Weiser History

History

Historians differ on the origin of the town name “Weiser”: many believe that the town was named after Revolutionary War veteran Peter Weiser, who served as a quartermaster, hunter, and cook on the Lewis and Clark Corps of Discovery, which passed through the area. The map that William Clark prepared for publication in a 1814 edition of the Lewis & Clark journals does note the newly named “Weiser River,” which may very well have been named for Peter Weiser. Others, however, believe that the town of Weiser was named for the trapper and miner Jacob Weiser, who discovered gold in the early 1860s in Florence Basin’s Babboon Gulch and settled in the area soon after.

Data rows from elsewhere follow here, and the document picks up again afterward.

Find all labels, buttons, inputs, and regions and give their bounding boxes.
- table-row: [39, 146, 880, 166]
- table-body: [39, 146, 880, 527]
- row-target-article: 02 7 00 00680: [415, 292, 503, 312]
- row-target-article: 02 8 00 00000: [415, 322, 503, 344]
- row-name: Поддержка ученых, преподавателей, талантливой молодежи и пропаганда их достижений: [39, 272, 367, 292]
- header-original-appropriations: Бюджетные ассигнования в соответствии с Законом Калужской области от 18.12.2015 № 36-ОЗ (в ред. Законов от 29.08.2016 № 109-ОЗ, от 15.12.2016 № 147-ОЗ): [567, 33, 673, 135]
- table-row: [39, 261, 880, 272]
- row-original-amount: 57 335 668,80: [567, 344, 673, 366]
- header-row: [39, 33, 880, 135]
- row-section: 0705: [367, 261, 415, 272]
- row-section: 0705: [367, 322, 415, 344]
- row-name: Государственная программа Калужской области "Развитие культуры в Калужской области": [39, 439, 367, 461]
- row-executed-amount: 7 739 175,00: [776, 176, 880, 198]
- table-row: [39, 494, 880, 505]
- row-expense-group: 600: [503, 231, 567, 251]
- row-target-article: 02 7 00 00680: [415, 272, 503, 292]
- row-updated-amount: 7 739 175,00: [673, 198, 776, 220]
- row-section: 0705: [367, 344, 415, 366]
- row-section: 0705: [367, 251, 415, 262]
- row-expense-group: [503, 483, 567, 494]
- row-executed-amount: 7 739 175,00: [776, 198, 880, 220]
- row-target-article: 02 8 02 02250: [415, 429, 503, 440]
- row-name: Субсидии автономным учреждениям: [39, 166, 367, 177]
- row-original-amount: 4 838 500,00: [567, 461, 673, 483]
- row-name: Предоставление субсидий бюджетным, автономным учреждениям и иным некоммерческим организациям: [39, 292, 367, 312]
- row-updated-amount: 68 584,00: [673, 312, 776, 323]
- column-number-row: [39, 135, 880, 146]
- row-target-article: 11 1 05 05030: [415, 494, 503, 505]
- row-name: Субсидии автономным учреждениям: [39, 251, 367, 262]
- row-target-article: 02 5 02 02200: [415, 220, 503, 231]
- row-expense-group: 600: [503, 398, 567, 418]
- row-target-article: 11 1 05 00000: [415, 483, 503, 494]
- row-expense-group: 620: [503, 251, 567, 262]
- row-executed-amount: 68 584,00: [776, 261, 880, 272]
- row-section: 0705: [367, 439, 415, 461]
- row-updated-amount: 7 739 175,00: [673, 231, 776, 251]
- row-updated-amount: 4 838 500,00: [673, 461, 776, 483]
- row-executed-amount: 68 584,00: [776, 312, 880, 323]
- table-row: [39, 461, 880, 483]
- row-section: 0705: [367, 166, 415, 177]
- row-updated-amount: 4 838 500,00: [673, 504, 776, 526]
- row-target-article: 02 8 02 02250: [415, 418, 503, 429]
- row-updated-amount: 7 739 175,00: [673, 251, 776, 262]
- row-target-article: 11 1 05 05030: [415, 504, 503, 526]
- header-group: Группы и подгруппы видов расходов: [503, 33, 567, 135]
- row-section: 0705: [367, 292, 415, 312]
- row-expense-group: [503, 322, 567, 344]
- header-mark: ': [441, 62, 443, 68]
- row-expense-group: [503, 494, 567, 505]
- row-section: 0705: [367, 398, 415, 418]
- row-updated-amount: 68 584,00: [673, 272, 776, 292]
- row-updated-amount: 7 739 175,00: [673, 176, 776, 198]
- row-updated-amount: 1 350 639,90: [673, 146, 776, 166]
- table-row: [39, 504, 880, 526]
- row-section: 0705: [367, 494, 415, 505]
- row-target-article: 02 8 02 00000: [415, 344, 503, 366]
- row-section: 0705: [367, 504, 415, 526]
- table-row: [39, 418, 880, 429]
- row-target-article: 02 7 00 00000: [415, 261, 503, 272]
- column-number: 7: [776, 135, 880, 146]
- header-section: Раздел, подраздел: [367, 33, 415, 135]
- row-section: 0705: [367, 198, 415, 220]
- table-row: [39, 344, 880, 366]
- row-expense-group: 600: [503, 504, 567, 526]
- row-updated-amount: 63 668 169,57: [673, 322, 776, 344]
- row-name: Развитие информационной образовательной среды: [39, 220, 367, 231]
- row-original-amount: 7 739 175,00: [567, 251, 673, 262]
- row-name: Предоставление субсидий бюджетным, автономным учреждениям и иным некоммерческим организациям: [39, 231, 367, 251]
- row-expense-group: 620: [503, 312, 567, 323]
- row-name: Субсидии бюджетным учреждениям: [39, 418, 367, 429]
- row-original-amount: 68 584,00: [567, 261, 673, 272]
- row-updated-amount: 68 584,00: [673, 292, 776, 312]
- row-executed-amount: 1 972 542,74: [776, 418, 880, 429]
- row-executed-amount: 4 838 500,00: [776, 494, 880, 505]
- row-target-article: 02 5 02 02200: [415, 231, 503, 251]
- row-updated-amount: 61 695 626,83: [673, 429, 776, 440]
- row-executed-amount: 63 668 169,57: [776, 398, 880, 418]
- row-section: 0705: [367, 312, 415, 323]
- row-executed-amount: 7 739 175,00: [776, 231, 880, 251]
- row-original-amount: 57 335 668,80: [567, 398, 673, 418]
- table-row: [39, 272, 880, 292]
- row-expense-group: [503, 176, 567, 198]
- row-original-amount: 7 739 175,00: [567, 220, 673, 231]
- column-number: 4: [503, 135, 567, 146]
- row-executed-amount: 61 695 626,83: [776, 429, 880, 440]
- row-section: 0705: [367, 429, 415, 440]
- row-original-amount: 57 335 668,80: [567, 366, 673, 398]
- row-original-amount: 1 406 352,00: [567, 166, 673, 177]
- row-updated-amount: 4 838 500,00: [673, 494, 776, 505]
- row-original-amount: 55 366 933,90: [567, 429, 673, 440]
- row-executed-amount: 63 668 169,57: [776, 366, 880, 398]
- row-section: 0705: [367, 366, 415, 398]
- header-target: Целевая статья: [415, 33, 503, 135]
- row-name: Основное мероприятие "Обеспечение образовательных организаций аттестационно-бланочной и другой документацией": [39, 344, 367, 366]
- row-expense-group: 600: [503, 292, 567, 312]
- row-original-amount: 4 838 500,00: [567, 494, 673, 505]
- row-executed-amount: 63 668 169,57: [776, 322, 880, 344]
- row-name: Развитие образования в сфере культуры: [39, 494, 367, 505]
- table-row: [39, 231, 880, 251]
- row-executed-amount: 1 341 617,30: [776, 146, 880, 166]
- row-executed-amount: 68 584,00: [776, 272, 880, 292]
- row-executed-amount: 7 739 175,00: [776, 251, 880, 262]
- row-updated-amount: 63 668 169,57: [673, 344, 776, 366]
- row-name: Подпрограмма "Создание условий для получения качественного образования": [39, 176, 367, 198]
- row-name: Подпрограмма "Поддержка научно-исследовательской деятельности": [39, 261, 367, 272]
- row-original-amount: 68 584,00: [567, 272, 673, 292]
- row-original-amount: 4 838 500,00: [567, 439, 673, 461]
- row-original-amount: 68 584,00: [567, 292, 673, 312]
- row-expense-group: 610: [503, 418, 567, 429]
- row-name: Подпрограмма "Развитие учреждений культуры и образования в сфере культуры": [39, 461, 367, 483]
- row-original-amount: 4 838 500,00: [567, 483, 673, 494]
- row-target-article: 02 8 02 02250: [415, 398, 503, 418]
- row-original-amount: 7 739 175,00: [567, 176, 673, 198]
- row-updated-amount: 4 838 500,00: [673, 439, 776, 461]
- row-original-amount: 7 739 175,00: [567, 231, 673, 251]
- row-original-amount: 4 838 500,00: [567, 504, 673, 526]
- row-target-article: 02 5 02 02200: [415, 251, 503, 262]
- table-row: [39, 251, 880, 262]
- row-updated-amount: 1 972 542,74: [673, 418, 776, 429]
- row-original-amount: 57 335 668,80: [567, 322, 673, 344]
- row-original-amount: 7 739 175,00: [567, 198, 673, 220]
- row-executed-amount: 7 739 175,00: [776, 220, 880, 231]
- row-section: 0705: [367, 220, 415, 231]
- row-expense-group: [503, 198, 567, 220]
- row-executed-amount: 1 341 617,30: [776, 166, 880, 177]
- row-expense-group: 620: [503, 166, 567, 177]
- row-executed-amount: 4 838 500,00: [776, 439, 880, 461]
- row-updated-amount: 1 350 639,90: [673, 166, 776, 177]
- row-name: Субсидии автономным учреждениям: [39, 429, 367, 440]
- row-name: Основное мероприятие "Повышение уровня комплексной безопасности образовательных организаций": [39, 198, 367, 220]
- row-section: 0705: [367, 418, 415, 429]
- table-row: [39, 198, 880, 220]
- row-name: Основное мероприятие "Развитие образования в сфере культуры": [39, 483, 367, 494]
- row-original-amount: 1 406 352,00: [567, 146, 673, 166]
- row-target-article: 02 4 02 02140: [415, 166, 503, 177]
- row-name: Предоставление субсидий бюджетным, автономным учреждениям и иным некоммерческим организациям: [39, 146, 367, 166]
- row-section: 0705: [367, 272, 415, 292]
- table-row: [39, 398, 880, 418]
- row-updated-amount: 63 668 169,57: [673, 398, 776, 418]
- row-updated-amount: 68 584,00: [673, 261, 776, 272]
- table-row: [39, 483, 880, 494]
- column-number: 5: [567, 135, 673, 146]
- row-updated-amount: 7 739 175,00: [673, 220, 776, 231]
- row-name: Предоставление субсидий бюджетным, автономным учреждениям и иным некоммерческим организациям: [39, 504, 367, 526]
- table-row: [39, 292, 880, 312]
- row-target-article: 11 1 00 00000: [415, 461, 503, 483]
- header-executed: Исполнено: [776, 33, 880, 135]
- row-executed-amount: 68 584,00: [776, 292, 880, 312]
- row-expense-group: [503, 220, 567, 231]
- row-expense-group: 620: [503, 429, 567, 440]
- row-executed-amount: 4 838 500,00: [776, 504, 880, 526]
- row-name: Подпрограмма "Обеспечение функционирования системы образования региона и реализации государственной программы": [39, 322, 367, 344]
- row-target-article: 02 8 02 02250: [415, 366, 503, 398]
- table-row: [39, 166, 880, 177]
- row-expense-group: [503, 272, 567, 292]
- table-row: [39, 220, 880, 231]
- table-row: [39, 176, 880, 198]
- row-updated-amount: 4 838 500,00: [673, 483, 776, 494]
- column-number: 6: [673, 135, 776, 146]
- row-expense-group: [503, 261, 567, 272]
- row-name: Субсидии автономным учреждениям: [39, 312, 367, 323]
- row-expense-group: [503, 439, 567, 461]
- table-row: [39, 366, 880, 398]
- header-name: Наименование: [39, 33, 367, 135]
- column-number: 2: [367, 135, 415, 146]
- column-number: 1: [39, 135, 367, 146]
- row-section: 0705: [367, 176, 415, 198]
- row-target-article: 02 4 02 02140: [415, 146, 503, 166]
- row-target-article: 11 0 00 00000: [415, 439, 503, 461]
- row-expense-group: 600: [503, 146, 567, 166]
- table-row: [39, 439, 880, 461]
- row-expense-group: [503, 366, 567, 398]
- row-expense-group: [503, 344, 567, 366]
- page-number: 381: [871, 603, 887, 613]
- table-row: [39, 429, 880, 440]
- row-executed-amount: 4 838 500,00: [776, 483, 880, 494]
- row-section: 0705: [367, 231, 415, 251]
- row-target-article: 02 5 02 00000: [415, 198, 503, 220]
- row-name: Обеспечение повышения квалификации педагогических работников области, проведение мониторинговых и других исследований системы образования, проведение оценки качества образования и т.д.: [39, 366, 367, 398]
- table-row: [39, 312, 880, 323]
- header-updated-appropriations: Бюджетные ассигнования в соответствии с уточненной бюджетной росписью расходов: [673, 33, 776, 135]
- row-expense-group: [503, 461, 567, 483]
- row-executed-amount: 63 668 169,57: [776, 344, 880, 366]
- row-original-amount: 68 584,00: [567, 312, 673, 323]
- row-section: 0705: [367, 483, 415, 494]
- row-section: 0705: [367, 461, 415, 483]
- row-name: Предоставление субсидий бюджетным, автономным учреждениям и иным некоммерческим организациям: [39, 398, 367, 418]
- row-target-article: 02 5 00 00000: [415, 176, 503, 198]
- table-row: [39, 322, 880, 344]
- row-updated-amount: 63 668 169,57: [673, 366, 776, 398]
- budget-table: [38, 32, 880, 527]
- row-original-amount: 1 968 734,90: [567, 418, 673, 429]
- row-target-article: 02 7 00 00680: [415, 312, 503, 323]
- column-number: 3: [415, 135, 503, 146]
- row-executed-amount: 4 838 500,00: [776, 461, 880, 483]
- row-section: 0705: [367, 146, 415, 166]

In 1864, Reuben Olds began ferrying people across the Snake River, providing better access to Weiser, and in 1866 the town received a post office. It wasn’t always through industry and access that Weiser grew, however; it also benefited through a bit of underhandedness in 1879, when Weiser won the county seat from the nearby town of Salubria through the bribe of a jug of “Snake River redeye” and a suspiciously missing ballot box. Two years later, in 1881, the Oregon Short Line Railroad helped seal Weiser’s long-term stability by extending its tracks through the town on its way to Huntington, Oregon. Because of Weiser’s growing population during the late nineteenth and early twentieth centuries, the town ranks among the top four cities in Idaho for architecture.